Daily Baltic

Baltic News, Every Day

Menu

Four MEPs urge Lithuanian president to halt LRT reforms over independence concerns

Tuesday 7th 2026 on 11:15 in  
lithuania, LRT, media freedom

Four Lithuanian members of the European Parliament have called on President Gitanas Nausėda to intervene in proposed legal amendments they claim weaken the independence of Lithuania’s national broadcaster LRT, LRT reports.

In a joint appeal, MEPs Dainius Žalimas, Petras Auštrevičius, Rasa Juknevičienė and Liudas Mažylis warned that ongoing revisions to the LRT law—debated since late last year—risk undermining the rule of law, media freedom, and the broadcaster’s autonomy.
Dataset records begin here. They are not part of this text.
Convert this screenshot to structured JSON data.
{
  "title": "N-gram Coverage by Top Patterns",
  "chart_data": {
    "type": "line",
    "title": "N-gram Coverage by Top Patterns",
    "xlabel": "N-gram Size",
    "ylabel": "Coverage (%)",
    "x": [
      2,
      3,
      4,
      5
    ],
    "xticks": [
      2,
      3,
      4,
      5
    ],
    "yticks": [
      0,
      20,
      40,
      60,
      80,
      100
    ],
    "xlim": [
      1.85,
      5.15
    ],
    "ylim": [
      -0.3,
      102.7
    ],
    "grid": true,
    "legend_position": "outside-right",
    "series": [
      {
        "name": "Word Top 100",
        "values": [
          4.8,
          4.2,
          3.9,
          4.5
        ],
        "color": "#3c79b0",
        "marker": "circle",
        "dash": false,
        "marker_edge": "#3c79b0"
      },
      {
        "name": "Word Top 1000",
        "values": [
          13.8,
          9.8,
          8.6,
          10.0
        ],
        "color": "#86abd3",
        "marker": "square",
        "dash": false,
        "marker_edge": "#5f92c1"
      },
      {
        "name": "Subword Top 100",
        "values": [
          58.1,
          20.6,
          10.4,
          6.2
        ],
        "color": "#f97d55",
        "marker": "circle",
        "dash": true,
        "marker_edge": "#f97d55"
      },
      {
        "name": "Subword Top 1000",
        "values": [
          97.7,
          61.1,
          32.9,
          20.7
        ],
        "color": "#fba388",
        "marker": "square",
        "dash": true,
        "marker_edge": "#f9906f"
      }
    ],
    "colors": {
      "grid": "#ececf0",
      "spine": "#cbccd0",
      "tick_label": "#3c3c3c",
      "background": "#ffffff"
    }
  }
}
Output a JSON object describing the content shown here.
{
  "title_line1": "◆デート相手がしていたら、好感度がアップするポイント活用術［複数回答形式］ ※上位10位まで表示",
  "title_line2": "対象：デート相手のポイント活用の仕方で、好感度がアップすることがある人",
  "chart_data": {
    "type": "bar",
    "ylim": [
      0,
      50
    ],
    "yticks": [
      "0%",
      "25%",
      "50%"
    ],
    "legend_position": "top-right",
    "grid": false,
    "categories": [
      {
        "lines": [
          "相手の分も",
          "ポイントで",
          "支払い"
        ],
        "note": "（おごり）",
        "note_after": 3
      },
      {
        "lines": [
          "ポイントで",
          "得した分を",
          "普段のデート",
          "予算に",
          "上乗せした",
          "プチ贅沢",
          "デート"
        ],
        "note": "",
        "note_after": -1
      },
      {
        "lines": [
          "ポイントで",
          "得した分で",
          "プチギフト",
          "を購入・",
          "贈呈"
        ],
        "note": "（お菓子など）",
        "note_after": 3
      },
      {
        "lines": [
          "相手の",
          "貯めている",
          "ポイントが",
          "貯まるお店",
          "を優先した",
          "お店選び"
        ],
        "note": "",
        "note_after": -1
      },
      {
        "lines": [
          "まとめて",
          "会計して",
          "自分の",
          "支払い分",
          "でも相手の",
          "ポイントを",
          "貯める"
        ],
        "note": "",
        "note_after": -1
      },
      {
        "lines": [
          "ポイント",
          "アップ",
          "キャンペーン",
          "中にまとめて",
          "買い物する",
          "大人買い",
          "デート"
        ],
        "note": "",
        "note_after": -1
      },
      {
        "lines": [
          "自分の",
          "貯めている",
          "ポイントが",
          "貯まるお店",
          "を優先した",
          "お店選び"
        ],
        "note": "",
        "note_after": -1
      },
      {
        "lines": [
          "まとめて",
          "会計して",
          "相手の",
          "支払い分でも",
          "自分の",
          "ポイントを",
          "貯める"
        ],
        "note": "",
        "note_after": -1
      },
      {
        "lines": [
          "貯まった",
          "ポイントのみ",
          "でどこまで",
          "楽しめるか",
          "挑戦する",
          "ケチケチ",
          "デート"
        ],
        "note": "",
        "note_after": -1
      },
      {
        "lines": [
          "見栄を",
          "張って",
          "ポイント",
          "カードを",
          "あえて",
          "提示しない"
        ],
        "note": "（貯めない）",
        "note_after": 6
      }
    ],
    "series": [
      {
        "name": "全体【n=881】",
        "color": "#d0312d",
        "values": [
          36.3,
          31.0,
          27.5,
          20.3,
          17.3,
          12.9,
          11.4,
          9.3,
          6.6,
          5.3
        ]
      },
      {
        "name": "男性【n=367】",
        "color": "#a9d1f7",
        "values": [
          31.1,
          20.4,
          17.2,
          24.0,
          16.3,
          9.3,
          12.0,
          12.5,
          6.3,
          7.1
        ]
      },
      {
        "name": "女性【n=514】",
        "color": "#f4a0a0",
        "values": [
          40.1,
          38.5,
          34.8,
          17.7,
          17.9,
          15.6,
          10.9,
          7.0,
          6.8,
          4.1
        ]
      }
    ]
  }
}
They argue the draft legislation contradicts constitutional principles and EU legal standards by diluting financial safeguards and introducing ambiguous dismissal rules for LRT’s director-general, creating legal uncertainty.

The MEPs also criticised the proposed governance model, which establishes an additional collegial body alongside the existing council, raising concerns over overlapping competencies and power concentration. They stressed that the reforms could damage Lithuania’s reputation ahead of its upcoming EU Council presidency.

The letter urges Nausėda to publicly assess the legislative process, uphold constitutional and EU standards, and consider using his constitutional powers—including a potential veto—to pause the bill until the Venice Commission, the Council of Europe’s advisory body on constitutional law, provides its opinion.

Under the draft amendments, LRT’s governing council would expand to 15 members (appointed by the president and parliament), while a new five-member Board would oversee strategy, finance, and operations from 2028. The proposal retains the current two-thirds vote threshold for dismissing the director-general but allows secret ballots, and broadens dismissal grounds to include “gross service misconduct” or reputational concerns.

LRT staff have previously protested the reforms, and journalist associations have voiced opposition, arguing they threaten editorial independence.